Tidak lama, demosntrasi di perempatan Tugu Peringatan itu dimulai. Seorang orator naik ke badan Tugu Peringatan yang agak tinggi, sehingga dia tampak dari kejauhan menyembul ditengah kerumunan. Megafon yang dipegang erat di tangan kirinya, nyaring memenuhi angkasa. Suaranya merasuk dalam sendi darah muda demonstran yang masih hangat. Perlahan darah muda itu seperti telah terbakar, suara yang keluar dari megaphone sudah tidak lagi kritik terhadap pemerintah, tapi sebaris hujatan kasar. Emosi massa sudah mulai memanas.
***
Demonstran mulai bergerak longmarch menuju kantor dewan. Mereka akan menemui ketua dewan untuk menyampaikan aspirasi penolakan mereka. Selama perjalanan, mereka berbaris rapi di separo badan jalan. Di kedua sisi, mereka dibatasi dengan tali untuk mengantisipasi adanya penyusup yang masuk. Sepanjang jalan mereka meneriakkan yel-yel perlawanan, kritik keras kepada pemerintah atas ketidak becusannya melayani rakyat. Puas berteriak-teriak mereka mulai menyanyikan lagu perlawanan.
"....
Mereka dirampas haknya
tergusur dan lapar
bunda relakan darah juang kami
tuk membebaskan rakyat
...."
Orang-orang sepanjang jalan, hanya berdiri menonton. Seperti tengah menonton karnaval tahunan memperingati hari besar kemerdekaan. Mereka kadang terlihat senyum-senyum, ada juga yang tidak peduli, seperti tidak terjadi apa-apa. Tidak jarang juga ada yang memperhatikan dengan serius wacana yang disampaikan para mahasiswa itu.
Sementara anak-anak, seperti biasa, tidak pernah menganggap serius semua persoalan. Mereka ikut jalan disamping rombongan demonstran dan serta merta meniru, meneriakkan yel-yel dan hujatan-hujatan yang terus berulang ualang, sambil berjingkrak-jingkrak gembira.
"Turunkan Harga BBM!!"
"Tolak Penjualan Aset-Aset Publik!!"
"Pemerintah Banci!!"
Sebagian demonstran juga membagi-bagi kertas selebaran berisi tuntutan mereka kepada pemerintah. Orang-orang yang kebetulan berpapasan dengan senang hati menerima. Entah karena memang ingin tahu tuntutan demonstran, atau takut dikeroyok jika menolak. Takut dikira tidak pro-demokrasi.
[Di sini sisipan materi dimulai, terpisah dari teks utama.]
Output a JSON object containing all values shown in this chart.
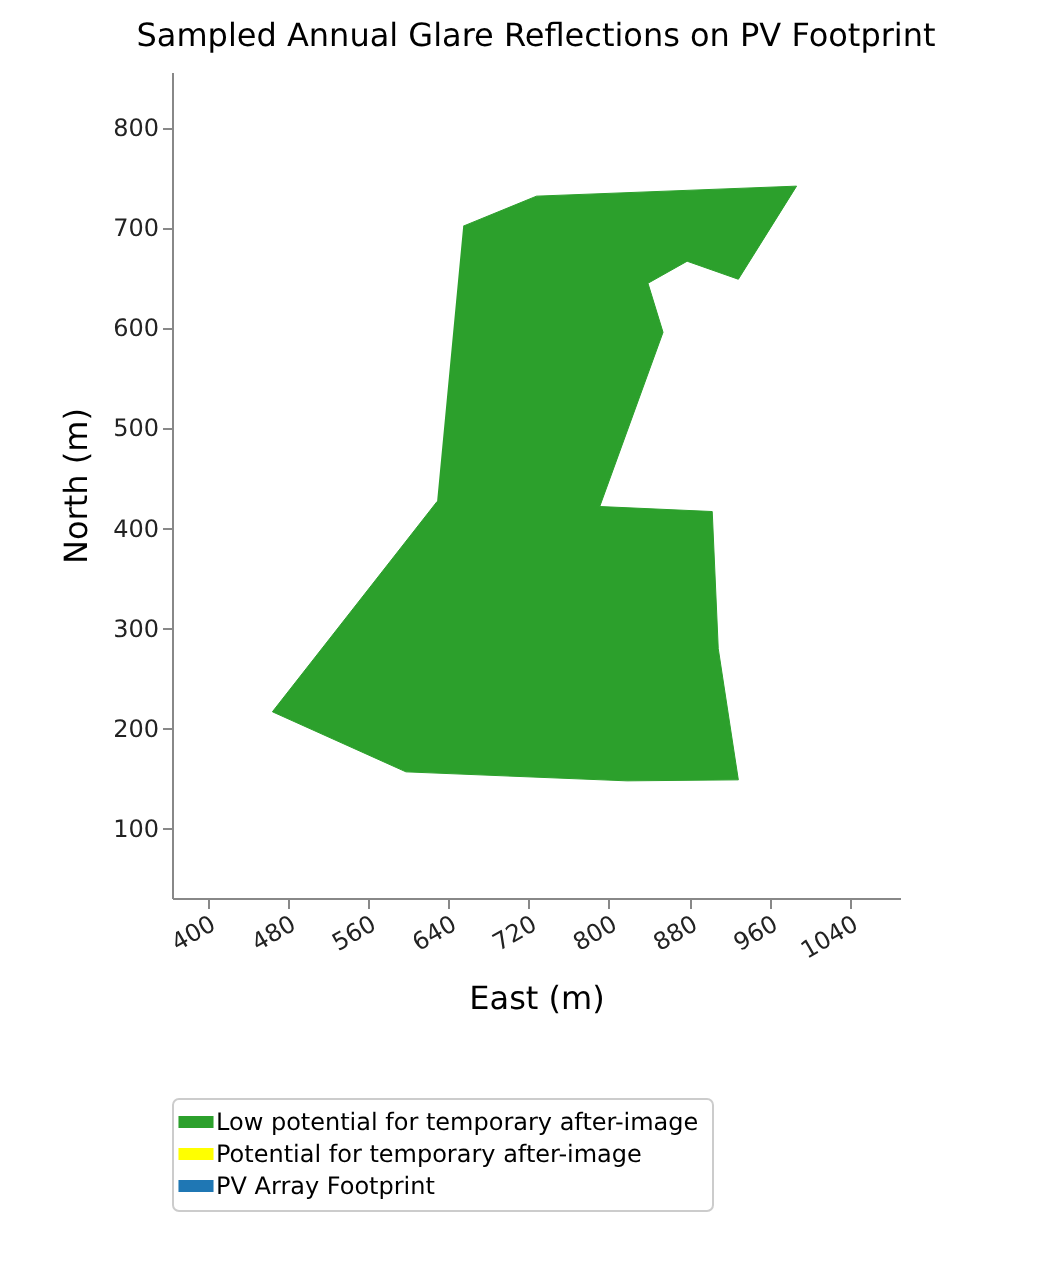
{
  "chart_data": {
    "type": "area",
    "title": "Sampled Annual Glare Reflections on PV Footprint",
    "xlabel": "East (m)",
    "ylabel": "North (m)",
    "xlim": [
      365,
      1090
    ],
    "xticks": [
      400,
      480,
      560,
      640,
      720,
      800,
      880,
      960,
      1040
    ],
    "ylim": [
      30,
      855
    ],
    "yticks": [
      100,
      200,
      300,
      400,
      500,
      600,
      700,
      800
    ],
    "legend": "bottom",
    "grid": false,
    "series": [
      {
        "name": "Low potential for temporary after-image",
        "color": "#2ca02c",
        "x": [
          655,
          728,
          987,
          929,
          878,
          839,
          854,
          791,
          903,
          909,
          929,
          818,
          598,
          465,
          629
        ],
        "values": [
          701,
          731,
          741,
          648,
          666,
          644,
          595,
          421,
          416,
          279,
          148,
          147,
          156,
          216,
          426
        ]
      },
      {
        "name": "Potential for temporary after-image",
        "color": "#ffff00"
      },
      {
        "name": "PV Array Footprint",
        "color": "#1f77b4"
      }
    ]
  }
}
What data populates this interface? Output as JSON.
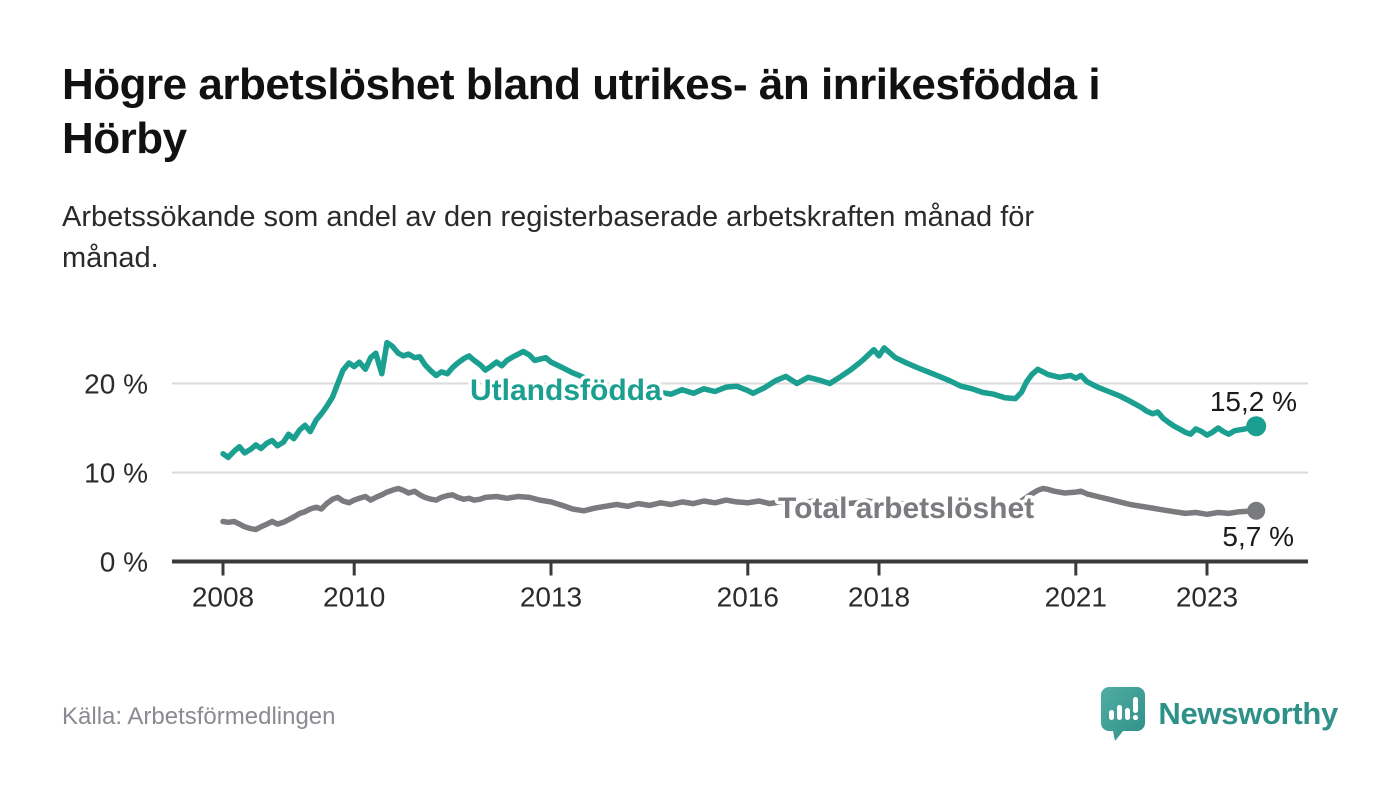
{
  "title": "Högre arbetslöshet bland utrikes- än inrikesfödda i Hörby",
  "title_lines": [
    "Högre arbetslöshet bland utrikes- än inrikesfödda i",
    "Hörby"
  ],
  "subtitle": "Arbetssökande som andel av den registerbaserade arbetskraften månad för månad.",
  "subtitle_lines": [
    "Arbetssökande som andel av den registerbaserade arbetskraften månad för",
    "månad."
  ],
  "source": "Källa: Arbetsförmedlingen",
  "branding": {
    "name": "Newsworthy",
    "icon": "bar-chart-speech-bubble-icon",
    "icon_color_top": "#4fada4",
    "icon_color_bottom": "#2f8f86",
    "text_color": "#2e9188"
  },
  "colors": {
    "background": "#ffffff",
    "foreign_born_line": "#1a9f90",
    "total_line": "#7a7b7f",
    "gridline": "#dbdbdb",
    "axis": "#3a3a3a",
    "tick_text": "#2b2b2b",
    "value_label_text": "#1b1b1b"
  },
  "chart_data": {
    "type": "line",
    "title": "Högre arbetslöshet bland utrikes- än inrikesfödda i Hörby",
    "xlabel": "",
    "ylabel": "Arbetssökande som andel av den registerbaserade arbetskraften (%)",
    "x_unit": "year (monthly observations)",
    "x_range": [
      2008.0,
      2023.75
    ],
    "ylim": [
      0,
      27
    ],
    "grid": "horizontal",
    "legend_position": "inline-labels",
    "x_ticks": [
      2008,
      2010,
      2013,
      2016,
      2018,
      2021,
      2023
    ],
    "y_ticks": [
      {
        "value": 0,
        "label": "0 %"
      },
      {
        "value": 10,
        "label": "10 %"
      },
      {
        "value": 20,
        "label": "20 %"
      }
    ],
    "series": [
      {
        "name": "Utlandsfödda",
        "color": "#1a9f90",
        "end_value": 15.2,
        "end_label": "15,2 %",
        "points": [
          [
            2008.0,
            12.1
          ],
          [
            2008.08,
            11.7
          ],
          [
            2008.17,
            12.4
          ],
          [
            2008.25,
            12.9
          ],
          [
            2008.33,
            12.2
          ],
          [
            2008.42,
            12.6
          ],
          [
            2008.5,
            13.1
          ],
          [
            2008.58,
            12.7
          ],
          [
            2008.67,
            13.3
          ],
          [
            2008.75,
            13.6
          ],
          [
            2008.83,
            13.0
          ],
          [
            2008.92,
            13.4
          ],
          [
            2009.0,
            14.3
          ],
          [
            2009.08,
            13.8
          ],
          [
            2009.17,
            14.8
          ],
          [
            2009.25,
            15.3
          ],
          [
            2009.33,
            14.6
          ],
          [
            2009.42,
            15.9
          ],
          [
            2009.5,
            16.6
          ],
          [
            2009.58,
            17.4
          ],
          [
            2009.67,
            18.5
          ],
          [
            2009.75,
            20.0
          ],
          [
            2009.83,
            21.5
          ],
          [
            2009.92,
            22.3
          ],
          [
            2010.0,
            21.9
          ],
          [
            2010.08,
            22.4
          ],
          [
            2010.17,
            21.6
          ],
          [
            2010.25,
            22.9
          ],
          [
            2010.33,
            23.4
          ],
          [
            2010.42,
            21.1
          ],
          [
            2010.5,
            24.6
          ],
          [
            2010.58,
            24.2
          ],
          [
            2010.67,
            23.4
          ],
          [
            2010.75,
            23.1
          ],
          [
            2010.83,
            23.3
          ],
          [
            2010.92,
            22.9
          ],
          [
            2011.0,
            23.0
          ],
          [
            2011.08,
            22.1
          ],
          [
            2011.17,
            21.4
          ],
          [
            2011.25,
            20.9
          ],
          [
            2011.33,
            21.3
          ],
          [
            2011.42,
            21.1
          ],
          [
            2011.5,
            21.8
          ],
          [
            2011.58,
            22.3
          ],
          [
            2011.67,
            22.8
          ],
          [
            2011.75,
            23.1
          ],
          [
            2011.83,
            22.6
          ],
          [
            2011.92,
            22.1
          ],
          [
            2012.0,
            21.5
          ],
          [
            2012.08,
            21.9
          ],
          [
            2012.17,
            22.4
          ],
          [
            2012.25,
            22.0
          ],
          [
            2012.33,
            22.6
          ],
          [
            2012.42,
            23.0
          ],
          [
            2012.58,
            23.6
          ],
          [
            2012.67,
            23.2
          ],
          [
            2012.75,
            22.6
          ],
          [
            2012.92,
            22.9
          ],
          [
            2013.0,
            22.4
          ],
          [
            2013.17,
            21.8
          ],
          [
            2013.33,
            21.2
          ],
          [
            2013.5,
            20.7
          ],
          [
            2013.67,
            20.1
          ],
          [
            2013.83,
            19.6
          ],
          [
            2014.0,
            19.2
          ],
          [
            2014.17,
            18.7
          ],
          [
            2014.33,
            19.1
          ],
          [
            2014.5,
            18.6
          ],
          [
            2014.67,
            19.0
          ],
          [
            2014.83,
            18.8
          ],
          [
            2015.0,
            19.3
          ],
          [
            2015.17,
            18.9
          ],
          [
            2015.33,
            19.4
          ],
          [
            2015.5,
            19.1
          ],
          [
            2015.67,
            19.6
          ],
          [
            2015.83,
            19.7
          ],
          [
            2016.0,
            19.2
          ],
          [
            2016.08,
            18.9
          ],
          [
            2016.25,
            19.5
          ],
          [
            2016.42,
            20.3
          ],
          [
            2016.58,
            20.8
          ],
          [
            2016.75,
            20.0
          ],
          [
            2016.92,
            20.7
          ],
          [
            2017.08,
            20.4
          ],
          [
            2017.25,
            20.0
          ],
          [
            2017.42,
            20.8
          ],
          [
            2017.58,
            21.6
          ],
          [
            2017.75,
            22.6
          ],
          [
            2017.92,
            23.8
          ],
          [
            2018.0,
            23.1
          ],
          [
            2018.08,
            24.0
          ],
          [
            2018.25,
            22.9
          ],
          [
            2018.42,
            22.3
          ],
          [
            2018.58,
            21.8
          ],
          [
            2018.75,
            21.3
          ],
          [
            2018.92,
            20.8
          ],
          [
            2019.08,
            20.3
          ],
          [
            2019.25,
            19.7
          ],
          [
            2019.42,
            19.4
          ],
          [
            2019.58,
            19.0
          ],
          [
            2019.75,
            18.8
          ],
          [
            2019.92,
            18.4
          ],
          [
            2020.08,
            18.3
          ],
          [
            2020.17,
            19.0
          ],
          [
            2020.25,
            20.2
          ],
          [
            2020.33,
            21.0
          ],
          [
            2020.42,
            21.6
          ],
          [
            2020.5,
            21.3
          ],
          [
            2020.58,
            21.0
          ],
          [
            2020.75,
            20.7
          ],
          [
            2020.92,
            20.9
          ],
          [
            2021.0,
            20.6
          ],
          [
            2021.08,
            20.9
          ],
          [
            2021.17,
            20.2
          ],
          [
            2021.33,
            19.6
          ],
          [
            2021.5,
            19.1
          ],
          [
            2021.67,
            18.6
          ],
          [
            2021.83,
            18.0
          ],
          [
            2022.0,
            17.3
          ],
          [
            2022.08,
            16.9
          ],
          [
            2022.17,
            16.6
          ],
          [
            2022.25,
            16.8
          ],
          [
            2022.33,
            16.1
          ],
          [
            2022.42,
            15.6
          ],
          [
            2022.5,
            15.2
          ],
          [
            2022.58,
            14.9
          ],
          [
            2022.67,
            14.5
          ],
          [
            2022.75,
            14.3
          ],
          [
            2022.83,
            14.9
          ],
          [
            2022.92,
            14.6
          ],
          [
            2023.0,
            14.2
          ],
          [
            2023.08,
            14.5
          ],
          [
            2023.17,
            15.0
          ],
          [
            2023.25,
            14.6
          ],
          [
            2023.33,
            14.3
          ],
          [
            2023.42,
            14.7
          ],
          [
            2023.58,
            14.9
          ],
          [
            2023.75,
            15.2
          ]
        ]
      },
      {
        "name": "Total arbetslöshet",
        "color": "#7a7b7f",
        "end_value": 5.7,
        "end_label": "5,7 %",
        "points": [
          [
            2008.0,
            4.5
          ],
          [
            2008.08,
            4.4
          ],
          [
            2008.17,
            4.5
          ],
          [
            2008.25,
            4.2
          ],
          [
            2008.33,
            3.9
          ],
          [
            2008.42,
            3.7
          ],
          [
            2008.5,
            3.6
          ],
          [
            2008.58,
            3.9
          ],
          [
            2008.67,
            4.2
          ],
          [
            2008.75,
            4.5
          ],
          [
            2008.83,
            4.2
          ],
          [
            2008.92,
            4.4
          ],
          [
            2009.0,
            4.7
          ],
          [
            2009.08,
            5.0
          ],
          [
            2009.17,
            5.4
          ],
          [
            2009.25,
            5.6
          ],
          [
            2009.33,
            5.9
          ],
          [
            2009.42,
            6.1
          ],
          [
            2009.5,
            5.9
          ],
          [
            2009.58,
            6.5
          ],
          [
            2009.67,
            7.0
          ],
          [
            2009.75,
            7.2
          ],
          [
            2009.83,
            6.8
          ],
          [
            2009.92,
            6.6
          ],
          [
            2010.0,
            6.9
          ],
          [
            2010.08,
            7.1
          ],
          [
            2010.17,
            7.3
          ],
          [
            2010.25,
            6.9
          ],
          [
            2010.33,
            7.2
          ],
          [
            2010.42,
            7.5
          ],
          [
            2010.5,
            7.8
          ],
          [
            2010.58,
            8.0
          ],
          [
            2010.67,
            8.2
          ],
          [
            2010.75,
            8.0
          ],
          [
            2010.83,
            7.7
          ],
          [
            2010.92,
            7.9
          ],
          [
            2011.0,
            7.5
          ],
          [
            2011.08,
            7.2
          ],
          [
            2011.17,
            7.0
          ],
          [
            2011.25,
            6.9
          ],
          [
            2011.33,
            7.2
          ],
          [
            2011.42,
            7.4
          ],
          [
            2011.5,
            7.5
          ],
          [
            2011.58,
            7.2
          ],
          [
            2011.67,
            7.0
          ],
          [
            2011.75,
            7.1
          ],
          [
            2011.83,
            6.9
          ],
          [
            2011.92,
            7.0
          ],
          [
            2012.0,
            7.2
          ],
          [
            2012.17,
            7.3
          ],
          [
            2012.33,
            7.1
          ],
          [
            2012.5,
            7.3
          ],
          [
            2012.67,
            7.2
          ],
          [
            2012.83,
            6.9
          ],
          [
            2013.0,
            6.7
          ],
          [
            2013.17,
            6.3
          ],
          [
            2013.33,
            5.9
          ],
          [
            2013.5,
            5.7
          ],
          [
            2013.67,
            6.0
          ],
          [
            2013.83,
            6.2
          ],
          [
            2014.0,
            6.4
          ],
          [
            2014.17,
            6.2
          ],
          [
            2014.33,
            6.5
          ],
          [
            2014.5,
            6.3
          ],
          [
            2014.67,
            6.6
          ],
          [
            2014.83,
            6.4
          ],
          [
            2015.0,
            6.7
          ],
          [
            2015.17,
            6.5
          ],
          [
            2015.33,
            6.8
          ],
          [
            2015.5,
            6.6
          ],
          [
            2015.67,
            6.9
          ],
          [
            2015.83,
            6.7
          ],
          [
            2016.0,
            6.6
          ],
          [
            2016.17,
            6.8
          ],
          [
            2016.33,
            6.5
          ],
          [
            2016.5,
            6.7
          ],
          [
            2016.67,
            6.5
          ],
          [
            2016.83,
            6.6
          ],
          [
            2017.0,
            6.8
          ],
          [
            2017.17,
            6.6
          ],
          [
            2017.33,
            6.7
          ],
          [
            2017.5,
            6.5
          ],
          [
            2017.67,
            6.6
          ],
          [
            2017.83,
            6.8
          ],
          [
            2018.0,
            6.6
          ],
          [
            2018.17,
            6.4
          ],
          [
            2018.33,
            6.5
          ],
          [
            2018.5,
            6.3
          ],
          [
            2018.67,
            6.4
          ],
          [
            2018.83,
            6.2
          ],
          [
            2019.0,
            6.3
          ],
          [
            2019.17,
            6.1
          ],
          [
            2019.33,
            6.2
          ],
          [
            2019.5,
            6.0
          ],
          [
            2019.67,
            6.1
          ],
          [
            2019.83,
            6.0
          ],
          [
            2020.0,
            6.2
          ],
          [
            2020.17,
            6.8
          ],
          [
            2020.33,
            7.6
          ],
          [
            2020.42,
            8.0
          ],
          [
            2020.5,
            8.2
          ],
          [
            2020.58,
            8.1
          ],
          [
            2020.67,
            7.9
          ],
          [
            2020.83,
            7.7
          ],
          [
            2021.0,
            7.8
          ],
          [
            2021.08,
            7.9
          ],
          [
            2021.17,
            7.6
          ],
          [
            2021.33,
            7.3
          ],
          [
            2021.5,
            7.0
          ],
          [
            2021.67,
            6.7
          ],
          [
            2021.83,
            6.4
          ],
          [
            2022.0,
            6.2
          ],
          [
            2022.17,
            6.0
          ],
          [
            2022.33,
            5.8
          ],
          [
            2022.5,
            5.6
          ],
          [
            2022.67,
            5.4
          ],
          [
            2022.83,
            5.5
          ],
          [
            2023.0,
            5.3
          ],
          [
            2023.17,
            5.5
          ],
          [
            2023.33,
            5.4
          ],
          [
            2023.5,
            5.6
          ],
          [
            2023.75,
            5.7
          ]
        ]
      }
    ]
  }
}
Sementara itu, rombongan Panji dengan setia mengikuti para demonstran. Keikutsertaan mereka tidak begitu menarik perhatian. Sehingga tidak ada yang curiga.
***
"Gila. Kenapa terlalu cepat rusuhnya!"
"Wah kita bisa rugi kalau gini."
"Sudahlah. Mending kita menghindar dulu. Jangan kita juga jadi korban."
"Tapi amunisi kita belum habis."
"Mau ikut mampus apa kamu."
Panji bersama Sawung dan Seno melengser pergi, menjauh dari area depan kantor Dewan yang telah kacau balau. Telah terjadi aksi saling lempar batu antara mahasiswa dan aparat.
Mahasiswa memaksa masuk ke halaman kantor dewan karena tidak ada satu anggota dewanpun yang mau keluar menemui mereka. Saat negosiasi untuk perwakialn mahasiswa masuk ditolak, tiba-tiba dari tengah demosntran beberapa telur busuk beterbangan dan beberapa mengenai aparat yang mengamankan kantor dewan dengan membuat blokade.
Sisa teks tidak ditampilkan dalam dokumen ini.